Global Analytical Solution of the Identical Kuramoto Model for N=3 via Koopman Eigenfunctions

TL;DR

This paper derives a global analytical solution for the phase trajectories of a three-oscillator Kuramoto model with identical oscillators using Koopman eigenfunctions, advancing understanding of nonlinear synchronization dynamics.

Contribution

It introduces a novel method to explicitly solve the phase dynamics of the N=3 Kuramoto model through Koopman eigenfunctions, extending beyond the N=2 case.

Findings

Explicit algebraic reconstruction of phase trajectories for N=3

Reduction of phase dynamics to time-dependent quartic equations

Use of Koopman eigenfunctions to relate phases to time

Abstract

The Kuramoto model is a paradigmatic model of collective synchronization in coupled oscillator systems.
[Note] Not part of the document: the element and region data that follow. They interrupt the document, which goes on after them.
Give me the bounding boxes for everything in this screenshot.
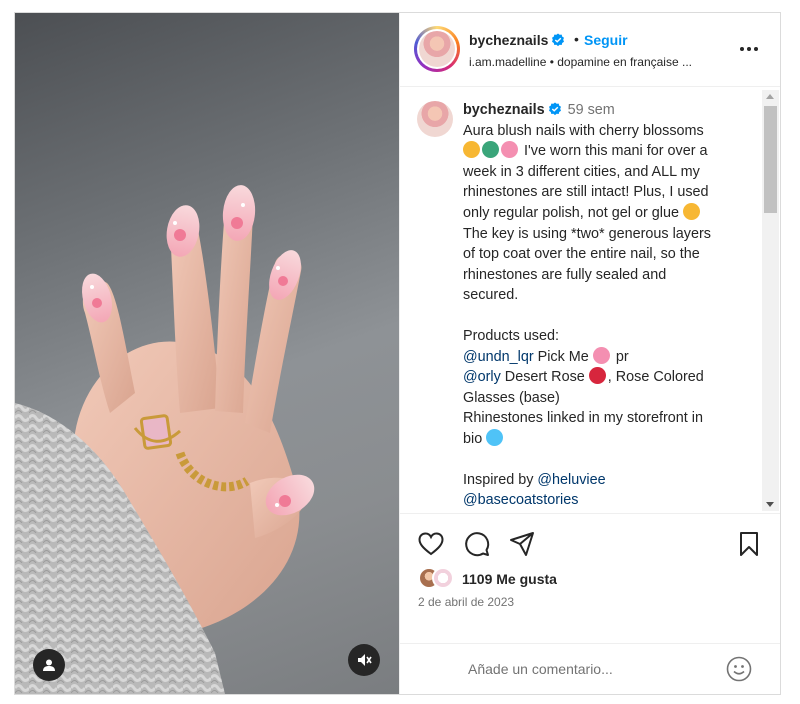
- mention-link[interactable]: @undn_lqr: [463, 349, 534, 365]
- story-ring[interactable]: [414, 26, 460, 72]
- product-text: pr: [615, 348, 629, 365]
- user-tag-button[interactable]: [33, 649, 65, 681]
- heart-emoji-icon: [588, 367, 606, 385]
- mention-link[interactable]: @basecoatstories: [463, 492, 578, 508]
- muted-speaker-icon: [358, 654, 372, 666]
- nails-photo: [15, 185, 315, 694]
- share-icon[interactable]: [508, 530, 536, 558]
- heart-eyes-emoji-icon: [683, 202, 700, 220]
- scroll-thumb[interactable]: [764, 106, 777, 213]
- caption-line: week in 3 different cities, and ALL my: [463, 163, 700, 180]
- more-options-icon[interactable]: [734, 39, 764, 59]
- rhinestones-text: bio: [463, 430, 483, 447]
- add-comment-bar: [400, 643, 780, 694]
- rhinestones-text: Rhinestones linked in my storefront in: [463, 410, 703, 427]
- caption-area: bycheznails 59 sem Aura blush nails with …: [400, 88, 780, 513]
- product-text: Desert Rose: [504, 369, 585, 386]
- caption-line: secured.: [463, 287, 519, 304]
- product-text: , Rose Colored: [607, 369, 704, 386]
- mention-link[interactable]: @orly: [463, 369, 501, 385]
- caption-username[interactable]: bycheznails: [463, 102, 545, 118]
- header-username[interactable]: bycheznails: [469, 32, 565, 48]
- post-actions: 1109 Me gusta 2 de abril de 2023: [400, 513, 780, 643]
- comment-input[interactable]: [468, 658, 718, 680]
- cherry-blossom-emoji-icon: [592, 346, 610, 364]
- caption-line: Aura blush nails with cherry blossoms: [463, 122, 704, 139]
- emoji-icon[interactable]: [726, 656, 752, 682]
- scroll-up-icon[interactable]: [766, 94, 774, 99]
- caption-line: I've worn this mani for over a: [524, 143, 708, 160]
- likes-count[interactable]: 1109 Me gusta: [462, 571, 557, 587]
- post-dialog: bycheznails • Seguir i.am.madelline • do…: [14, 12, 781, 695]
- caption-line: The key is using *two* generous layers: [463, 225, 711, 242]
- product-text: Pick Me: [537, 348, 589, 365]
- avatar[interactable]: [432, 567, 454, 589]
- verified-badge-icon: [552, 33, 565, 47]
- products-title: Products used:: [463, 327, 559, 344]
- caption-text: bycheznails 59 sem Aura blush nails with …: [463, 100, 753, 511]
- mention-link[interactable]: @heluviee: [537, 472, 605, 488]
- product-text: Glasses (base): [463, 389, 560, 406]
- mute-button[interactable]: [348, 644, 380, 676]
- user-tag-icon: [43, 659, 55, 671]
- caption-line: rhinestones are still intact! Plus, I us…: [463, 184, 709, 201]
- cherry-emoji-icon: [482, 141, 499, 159]
- audio-subtitle[interactable]: i.am.madelline • dopamine en française .…: [469, 55, 692, 69]
- avatar[interactable]: [419, 31, 455, 67]
- post-media[interactable]: [15, 13, 399, 694]
- comment-icon[interactable]: [463, 530, 491, 558]
- bookmark-icon[interactable]: [735, 530, 763, 558]
- header-separator: •: [574, 31, 579, 47]
- post-header: bycheznails • Seguir i.am.madelline • do…: [400, 13, 780, 87]
- verified-badge-icon: [548, 102, 561, 116]
- caption-line: rhinestones are fully sealed and: [463, 266, 667, 283]
- caption-avatar[interactable]: [417, 101, 453, 137]
- post-date[interactable]: 2 de abril de 2023: [418, 595, 514, 609]
- smiling-hearts-emoji-icon: [463, 141, 480, 159]
- caption-line: only regular polish, not gel or glue: [463, 204, 679, 221]
- caption-scrollbar[interactable]: [762, 90, 779, 511]
- heart-icon[interactable]: [417, 530, 445, 558]
- scroll-down-icon[interactable]: [766, 502, 774, 507]
- gem-emoji-icon: [486, 428, 504, 446]
- follow-button[interactable]: Seguir: [584, 32, 628, 48]
- inspired-text: Inspired by: [463, 471, 534, 488]
- caption-line: of top coat over the entire nail, so the: [463, 246, 700, 263]
- caption-time[interactable]: 59 sem: [568, 102, 615, 118]
- post-sidebar: bycheznails • Seguir i.am.madelline • do…: [399, 13, 780, 694]
- cherry-blossom-emoji-icon: [501, 141, 518, 159]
Although its mathematical properties have been extensively investigated, exact phase trajectories from arbitrary initial conditions have been available only for the simplest case, N=2. In this study, we provide a global analytical solution for the phase trajectories of the all-to-all coupled Kuramoto model with identical oscillators for N=3. This solution is obtained by constructing Koopman eigenfunctions that relate the phases to time and reducing the phase dynamics to time-dependent quartic equations. The algebraic branch corresponding to the initial condition is then selected to recover the corresponding phase trajectory. This gives an explicit algebraic reconstruction of the nonlinear phase dynamics from Koopman eigenfunctions.